Religions imagine a better future, but games can let people actively engage in making a better future. Even more, Sony and Nintendo are exporting religions less familiar in the West than Christianity. This is important because modeling has become important in the philosophy of religion. Not too long ago the philosophy of religion amounted to a bunch of people with their favorite theories yelling at one another. But now theories of how religious beliefs started and how believers interact with each other and non-believers can be simulated in computer models. One main focus is how religions foster morality through group cooperation. And games offer good data of interaction with other players of NPCs in complex environments that may be better tools than artificial lab setups. World of Warcraft and, unfortunately, Second Life have been given lots of attention. How are new members treated? Are outsiders always seen as hostile? Are free-riders (people pretending to believe in a group’s system, religious or otherwise, just to gain the advantage of the group’s resources) detected or not? EVE Online would be fascinating in this regard, but I have not found anyone writing about it.
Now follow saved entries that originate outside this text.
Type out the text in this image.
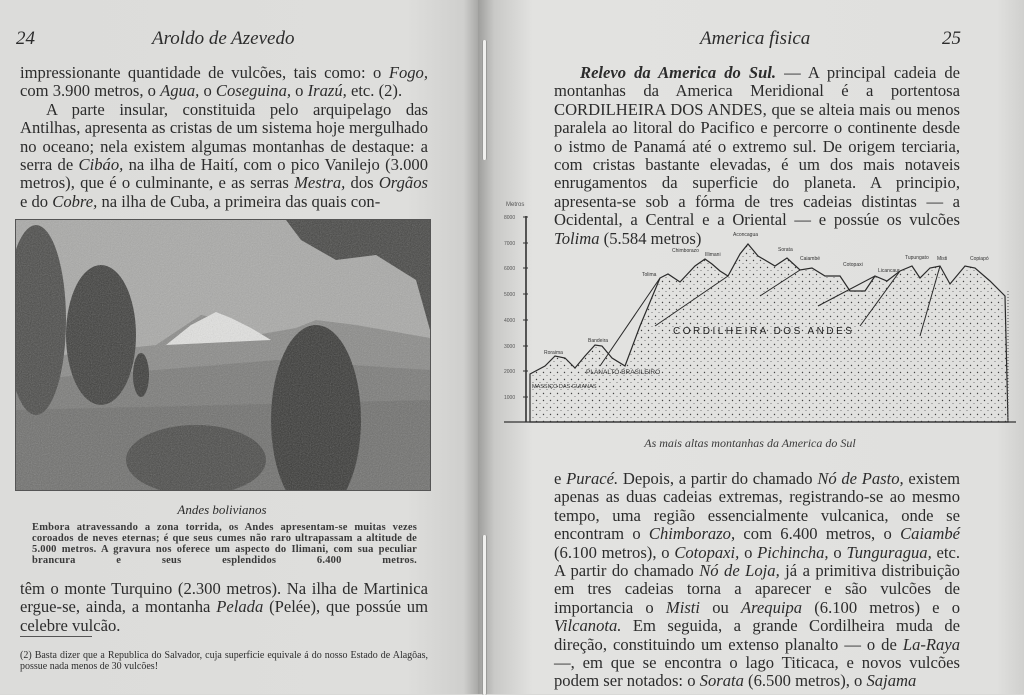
24	Aroldo de Azevedo

impressionante quantidade de vulcões, tais como: o Fogo, com 3.900 metros, o Agua, o Coseguina, o Irazú, etc. (2).

A parte insular, constituida pelo arquipelago das Antilhas, apresenta as cristas de um sistema hoje mergulhado no oceano; nela existem algumas montanhas de destaque: a serra de Cibáo, na ilha de Haití, com o pico Vanilejo (3.000 metros), que é o culminante, e as serras Mestra, dos Orgãos e do Cobre, na ilha de Cuba, a primeira das quais con-

Andes bolivianos
Embora atravessando a zona torrida, os Andes apresentam-se muitas vezes coroados de neves eternas; é que seus cumes não raro ultrapassam a altitude de 5.000 metros. A gravura nos oferece um aspecto do Ilimani, com sua peculiar brancura e seus esplendidos 6.400 metros.

têm o monte Turquino (2.300 metros). Na ilha de Martinica ergue-se, ainda, a montanha Pelada (Pelée), que possúe um celebre vulcão.

(2) Basta dizer que a Republica do Salvador, cuja superficie equivale á do nosso Estado de Alagôas, possue nada menos de 30 vulcões!
America fisica	25

Relevo da America do Sul. — A principal cadeia de montanhas da America Meridional é a portentosa CORDILHEIRA DOS ANDES, que se alteia mais ou menos paralela ao litoral do Pacifico e percorre o continente desde o istmo de Panamá até o extremo sul. De origem terciaria, com cristas bastante elevadas, é um dos mais notaveis enrugamentos da superficie do planeta. A principio, apresenta-se sob a fórma de tres cadeias distintas — a Ocidental, a Central e a Oriental — e possúe os vulcões Tolima (5.584 metros)

e Puracé. Depois, a partir do chamado Nó de Pasto, existem apenas as duas cadeias extremas, registrando-se ao mesmo tempo, uma região essencialmente vulcanica, onde se encontram o Chimborazo, com 6.400 metros, o Caiambé (6.100 metros), o Cotopaxi, o Pichincha, o Tunguragua, etc. A partir do chamado Nó de Loja, já a primitiva distribuição em tres cadeias torna a aparecer e são vulcões de importancia o Misti ou Arequipa (6.100 metros) e o Vilcanota. Em seguida, a grande Cordilheira muda de direção, constituindo um extenso planalto — o de La-Raya —, em que se encontra o lago Titicaca, e novos vulcões podem ser notados: o Sorata (6.500 metros), o Sajama

Metros
8000
7000
6000
5000
4000
3000
2000
1000
Roraima
Bandeira
Tolima
Chimborazo
Illimani
Aconcagua
Sorata
Caiambé
Cotopaxi
Licancaur
Tupungato Misti	Copiapó
CORDILHEIRA DOS ANDES
MASSIÇO DAS GUIANAS
PLANALTO BRASILEIRO
As mais altas montanhas da America do Sul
So, believe it or not, the popularity of games is influencing focus in religious studies. There has been a renewed focus on the body and ritual. Gaming is bodily, which is the first door to get players involved emotionally and psychologically. The issue is similar in religious studies. Bodies engage in rituals and, by enacting those rituals, create sacred acts. And to play is to transcend everyday material confinements. Maybe gamers are psychologically satisfied by the “play” in games to such an extent that organized religion is no longer needed, or maybe it heightens interest in what more might be out there.
Random notes not fitting into the narrative of this essay:
The term ‘avatar’ comes from Sanskrit and refers to the Hindu concept of a deity who takes on a human form. Those deities are actively involved in human life. Perhaps inhabiting an alternative identity through an avatar can facilitate imaginative engagement in spiritual quests and notions of good and evil.
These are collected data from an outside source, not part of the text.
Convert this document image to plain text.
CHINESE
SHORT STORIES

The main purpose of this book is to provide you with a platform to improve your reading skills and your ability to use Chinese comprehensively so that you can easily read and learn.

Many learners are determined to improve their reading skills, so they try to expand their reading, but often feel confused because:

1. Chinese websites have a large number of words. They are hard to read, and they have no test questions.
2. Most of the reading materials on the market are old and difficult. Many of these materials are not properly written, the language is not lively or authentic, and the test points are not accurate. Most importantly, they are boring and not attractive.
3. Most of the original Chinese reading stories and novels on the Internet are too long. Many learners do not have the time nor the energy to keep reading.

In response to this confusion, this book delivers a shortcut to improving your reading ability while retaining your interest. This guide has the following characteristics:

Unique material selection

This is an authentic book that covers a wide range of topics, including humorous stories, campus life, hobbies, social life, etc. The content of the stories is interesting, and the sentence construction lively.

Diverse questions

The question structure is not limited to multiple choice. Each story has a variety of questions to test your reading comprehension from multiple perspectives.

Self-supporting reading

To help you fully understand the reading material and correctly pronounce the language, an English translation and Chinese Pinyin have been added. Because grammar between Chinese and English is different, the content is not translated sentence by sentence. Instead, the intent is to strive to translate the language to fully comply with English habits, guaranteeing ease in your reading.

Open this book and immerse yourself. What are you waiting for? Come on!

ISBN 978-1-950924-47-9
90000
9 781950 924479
Gamers may be empowered by the quests of games to create new real-world identities. With a focus on choice-making, gamers might learn about what they really seek in life and increase self-knowledge.
Gnostics make good and evil absolute – no gradations – and also make good and evil forces in the universe which actually fight. The Gnostic Gospels are not recognized as official by any major denomination, but have received attention from scholars.
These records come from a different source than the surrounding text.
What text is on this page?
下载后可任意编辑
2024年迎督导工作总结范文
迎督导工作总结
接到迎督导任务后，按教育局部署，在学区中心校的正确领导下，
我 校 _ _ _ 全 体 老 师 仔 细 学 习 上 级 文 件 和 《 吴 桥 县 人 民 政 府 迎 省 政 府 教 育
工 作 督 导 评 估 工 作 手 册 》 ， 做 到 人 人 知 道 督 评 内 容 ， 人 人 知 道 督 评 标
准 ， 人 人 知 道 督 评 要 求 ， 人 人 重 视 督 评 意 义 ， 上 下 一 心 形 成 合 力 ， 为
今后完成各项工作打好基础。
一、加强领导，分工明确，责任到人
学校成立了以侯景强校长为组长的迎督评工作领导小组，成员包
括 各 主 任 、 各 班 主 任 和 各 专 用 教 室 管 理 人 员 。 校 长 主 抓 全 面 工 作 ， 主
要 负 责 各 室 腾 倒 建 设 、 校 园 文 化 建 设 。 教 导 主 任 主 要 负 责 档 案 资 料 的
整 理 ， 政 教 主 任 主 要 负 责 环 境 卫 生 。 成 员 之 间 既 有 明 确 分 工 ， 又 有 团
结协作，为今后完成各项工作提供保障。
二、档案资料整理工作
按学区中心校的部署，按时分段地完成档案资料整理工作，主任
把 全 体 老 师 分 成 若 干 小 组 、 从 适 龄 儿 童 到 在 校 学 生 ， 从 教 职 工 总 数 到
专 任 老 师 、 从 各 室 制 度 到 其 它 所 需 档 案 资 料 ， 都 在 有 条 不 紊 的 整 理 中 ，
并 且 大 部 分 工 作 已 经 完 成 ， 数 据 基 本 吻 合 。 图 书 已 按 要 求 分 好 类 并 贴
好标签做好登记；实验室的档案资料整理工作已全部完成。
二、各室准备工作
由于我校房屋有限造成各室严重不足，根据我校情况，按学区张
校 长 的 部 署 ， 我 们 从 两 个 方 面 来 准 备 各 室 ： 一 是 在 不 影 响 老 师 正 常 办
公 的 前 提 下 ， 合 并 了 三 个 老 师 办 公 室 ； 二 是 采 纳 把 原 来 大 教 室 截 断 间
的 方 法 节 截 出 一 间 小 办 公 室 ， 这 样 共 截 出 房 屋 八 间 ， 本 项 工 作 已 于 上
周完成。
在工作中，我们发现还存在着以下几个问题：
Postmodern and womanist theologians have discarded abstract ideas and prefer theologies that empower people to make their local context better rather than dumping all responsibility on one God. Do games help this transition with their focus on community engagement?
Humans play (Olympics, NFL, game shows) and play is sacred, set off from the ordinary life, with its own rules that can differ from what we expect in profane living. The worlds we live in can contradict one another. They have semi-permeable boundaries with content leaking over the boundaries, so we cannot live in one, play in another, and avoid any conflict.